January 29, 2004

SIUC Country Column SIUC team helping preserve Illinois leg of Trail of Tears

by K.C. Jaehnig

CARBONDALE, Ill. -- They called it the Trail of Tears because of the losses suffered by the exiles whose weary feet created it. Then it, too, was lost.


"If you know what you're looking for, you can see it -- it's just so obvious -- but unfortunately, most people don't know what it is," says John H. Burde, a forestry professor at Southern Illinois University Carbondale.

Burde and graduate students Karen J. Frailey and Kevin N. Schraer have spent the last few months tracking down the Illinois leg of the Trail at the behest of the National Park Service, which is working to preserve and develop the paths that 19th-century soldiers once used to herd Cherokee Indians off their land.

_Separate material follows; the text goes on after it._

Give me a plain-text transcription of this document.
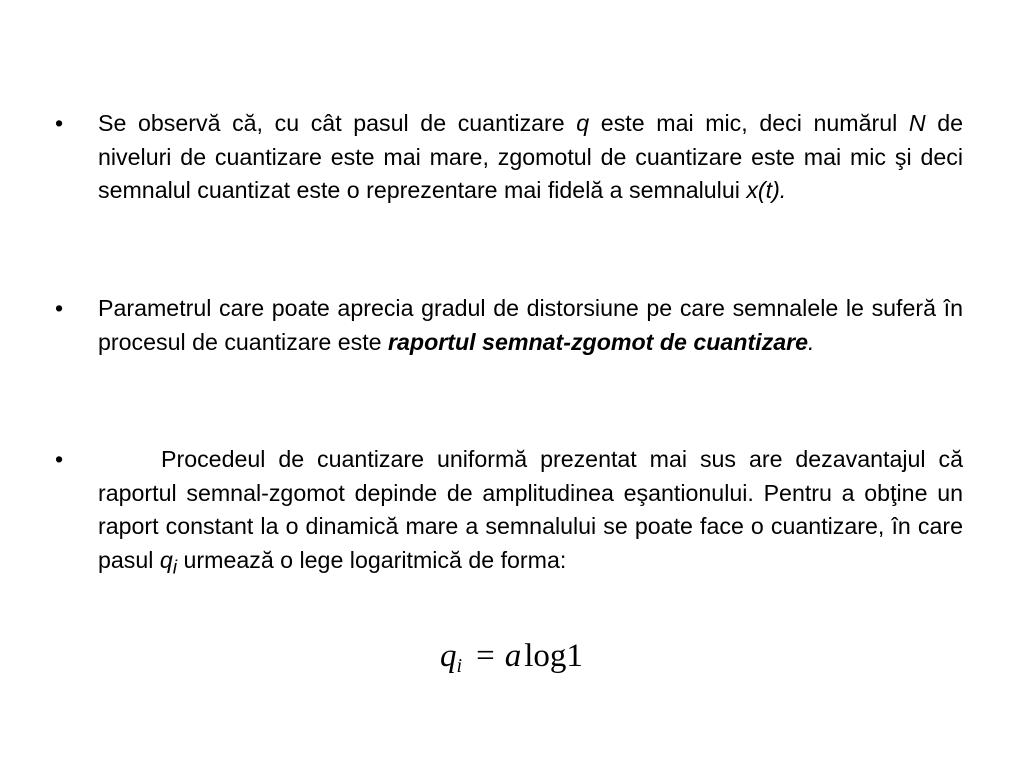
•	Se observă că, cu cât pasul de cuantizare q este mai mic, deci numărul N de niveluri de cuantizare este mai mare, zgomotul de cuantizare este mai mic şi deci semnalul cuantizat este o reprezentare mai fidelă a semnalului x(t).
•	Parametrul care poate aprecia gradul de distorsiune pe care semnalele le suferă în procesul de cuantizare este raportul semnat-zgomot de cuantizare.
•	Procedeul de cuantizare uniformă prezentat mai sus are dezavantajul că raportul semnal-zgomot depinde de amplitudinea eşantionului. Pentru a obţine un raport constant la o dinamică mare a semnalului se poate face o cuantizare, în care pasul $q_i$ urmează o lege logaritmică de forma:
$q_i = alog1$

The Trail of Tears -- actually three overland routes and a waterway -- begins near Chattanooga, Tenn., and ends in Oklahoma. Rounded up like cattle and stripped of their property under the federal Indian Removal Act of 1830, thousands of Native Americans were forced to march west on the Trail through winter storms. Many died. Congress made the Trail a national historic area in 1987 to honor them.

Only a small piece of the Trail's northern route runs through Illinois, from Golconda to a point just north of Cape Girardeau.

"Unfortunately, a lot of it is right under the existing highway -- those parts are gone," Burde said, referring to Illinois Highway 146. "A lot of it has been plowed under for agriculture, too.

"But there are numerous places not far from 146 where the original road is quite obvious. We've pretty much identified the Trail except for a piece west of Jonesboro."

Between now and the time the trees leaf out, Burde and his team are retracing their steps, this time using hand-held global positioning equipment as a sort of high-tech "trail blazer." The equipment -- basically a high-powered, wallet-sized computer -- translates radio signals from satellites to produce geographic maps of pinpoint accuracy.

"You hold it in the palm of your hand, and every five seconds, it takes a measurement," said Burde, who used the system a few years back to map trails in 27,000 acres of Shawnee Forest wilderness.

"We have to do this in the winter because in a very thick forest, the satellite images get distorted by the leaves."

In addition to walking the woods, Burde and his students will dig through archives and libraries, hoping to root out old maps, newspapers articles, letters, diary references and a host of other printed materials on the Cherokee Trail. Whatever they turn up will go into an annotated bibliography, something that could be used not just by researchers but by regular folks who want to learn more about the Trail.


"There's a lot of interest down here, a lot of community lore, and a lot of people claim kinship to the Cherokees because they stayed some time in certain areas -- they didn't just pass through," Burde said.

"We've already found some articles from the '20s and '30s. For someone interested in looking deeper, this would be a good point to start."

The Park Service could also use the material as the foundation to build what Burde calls a tourist "interpretive route" -- a means for following the trail and understanding what happened there.

"We're behind other states in this, probably because we have the shortest number of miles -- of all the states that the Trail goes through, Illinois is the only one without a museum or a cooperating visitors' center where people could go to find out about it," Burde said. "There's no place to even put out brochures.

"But that doesn't make Illinois less important. Serious winter events occurred here. When the Cherokee got over toward the river -- in November or December -- the Mississippi was iced over and they couldn't get across, so they had to set up camps. A lot of people died. There's a fairly large church cemetery east of Anna that has no headstones. The common lore is that those are Cherokee graves, but nobody knows. Even with history, some things get lost. That's why the Park Service has started this project."